It's 2am in Japan and Nikkei has decided – right as the 30Y Treasury auction hits – to unleash a spurious headline – BOJ TO EXPLORE DELVING DEEPER INTO NEGATIVE RATES, with Bloomberg providing the following detail:
- Sept. 20-21 review expected to conclude that benefits of -0.1% deposit rate announced Jan. outweighed side effects; BOJ Gov. Kuroda and his deputies are unanimous on this point
- Some observers had expected negative rates to be scrapped in policy review
- Further negative rates will require careful consideration: “It’s not as though we can keep lowering rates forever,” report quotes unidentified BOJ official as saying
- Board to discuss trimming purchases of bonds longer than 25 years to boost yields
- Purchases of shorter-term bonds could be increased to keep overall purchases at current level
- To retain 2% price growth target, while considering abandoning two-year time frame
- Stronger forward guidance may be discussed to demonstrate commitment to easing
In other words, a Reverse Operation Twist. There is just one issue, as regular readers will know, all of this is 'old news'… but don't tell the algos. As a reminder, another rate cut is precisely what we said would happen last week when we explained how the BOJ would try to force a reverse "Operation Twist." Recall:
Japan’s central bank in coming weeks will modify its stimulus program to alleviate risks from ultra-low long-term yields, by pursuing a reverse "Operation Twist", where the central bank sell long-end bonds while buying the short-end…. To avoid market fears that the central bank is seeking an outright tightening of monetary conditions, which a "reverse Twist" would suggest, the BOJ may cut short rates further from the current -0.20%. A cut in the already-negative benchmark rate, levied on a portion of banks’ reserves parked at the BOJ, which would also steepen the yield curve, could show the BOJ is still implementing unvarnished stimulus.

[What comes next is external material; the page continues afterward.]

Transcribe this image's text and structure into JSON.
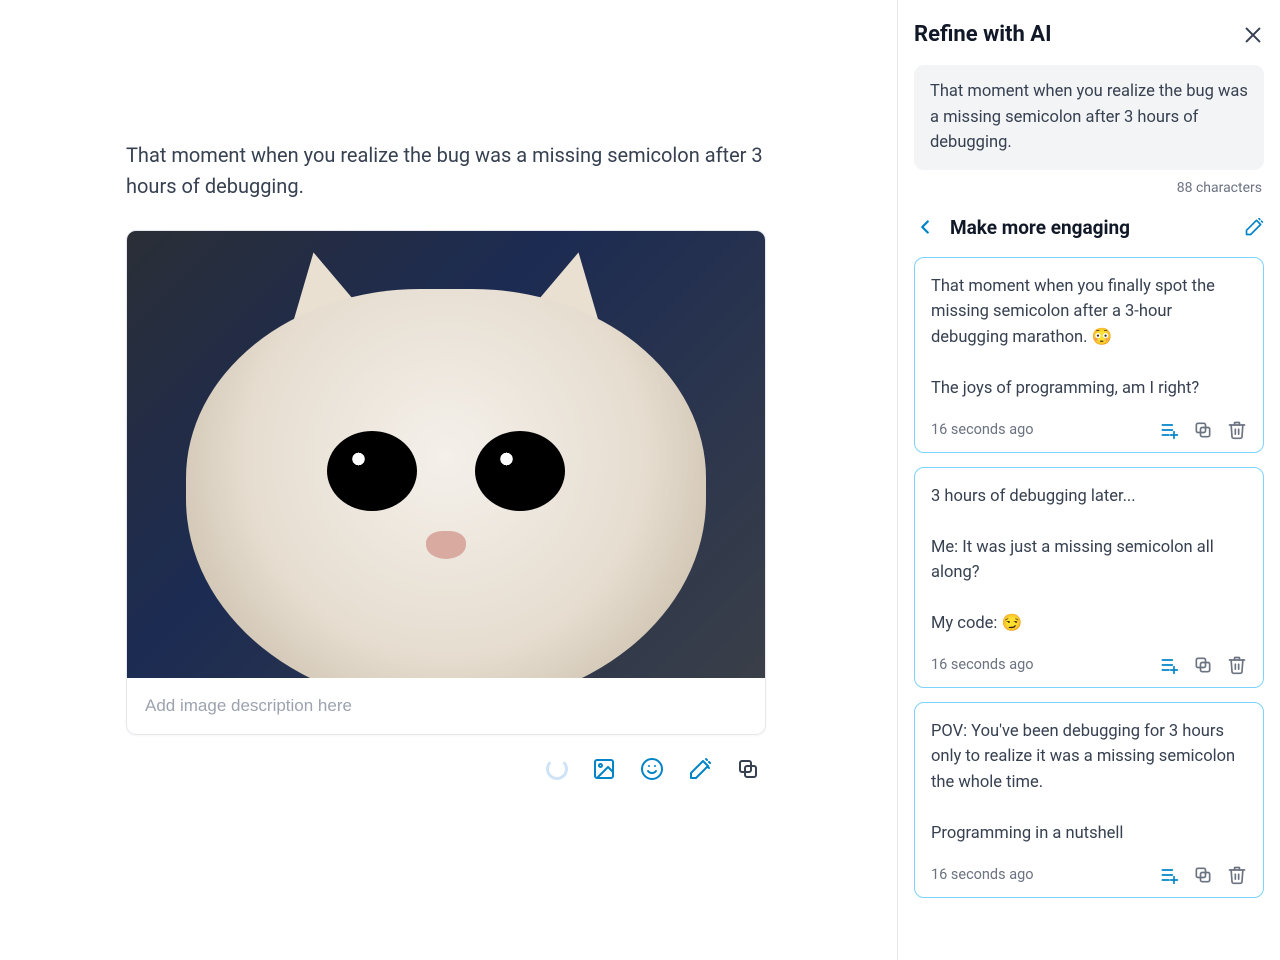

Confirming that all this is, is an attempt to steepen the yield curve is the news that:
- BOJ TO DISCUSS TRIMMING PURCHASES OF 25Y JGBS, NIKKEI SAYS
Why? So the market sells the long ends and rushes into the short end. Incidentally, what this means is that the curve steepening in Japan will only get more acute, in line with what the BOJ believes it wants to accomplish, but in the process it will only accelerate the JGB selloff, as all those trillions in long dated bonds will have to be sold, in what may soon be an avalanche, ultimately leading to a parallel of the 2003 VaR shock we previewed last week.

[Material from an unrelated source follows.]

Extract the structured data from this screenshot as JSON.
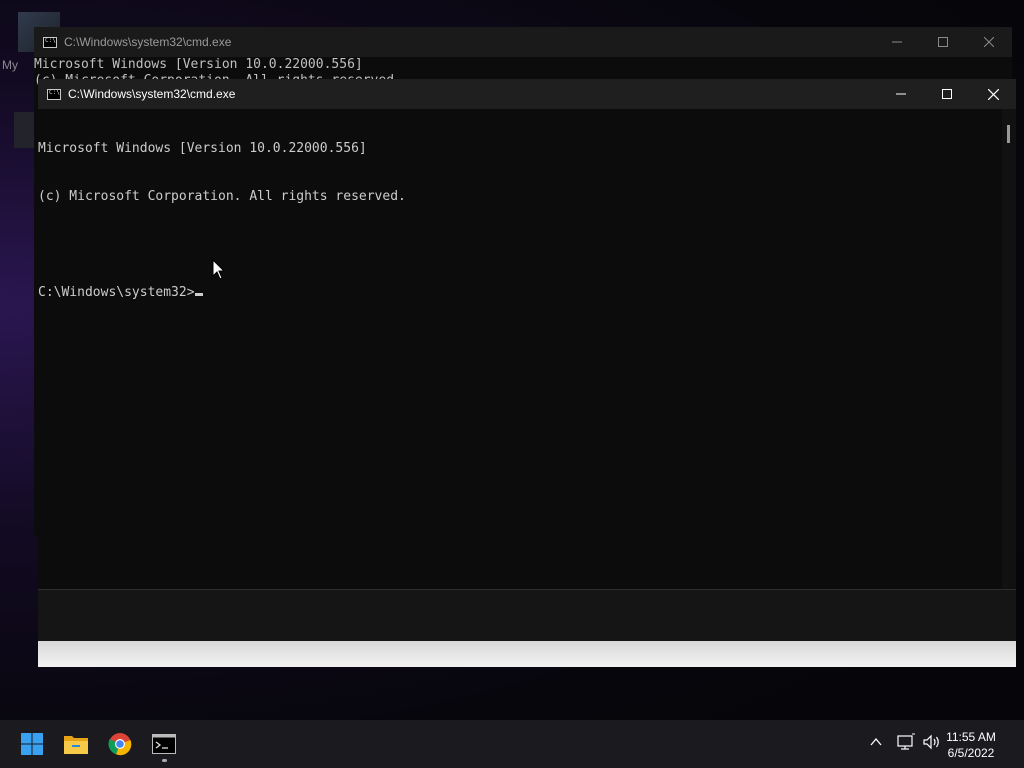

Of course, USD strength after a weak auction is also helping but the timing is simply too coincidental not to be an attempt at manipulation:
For now it's not helping stocks too much:
But that didn't last long – stocks algos quickly jumped on the USDJPY spike on old news:
Once the algos realize that all the BOJ's act of desperation will do, is destabilize the JGB bond market even more, we expect an appropriate (VaR) shocked reaction.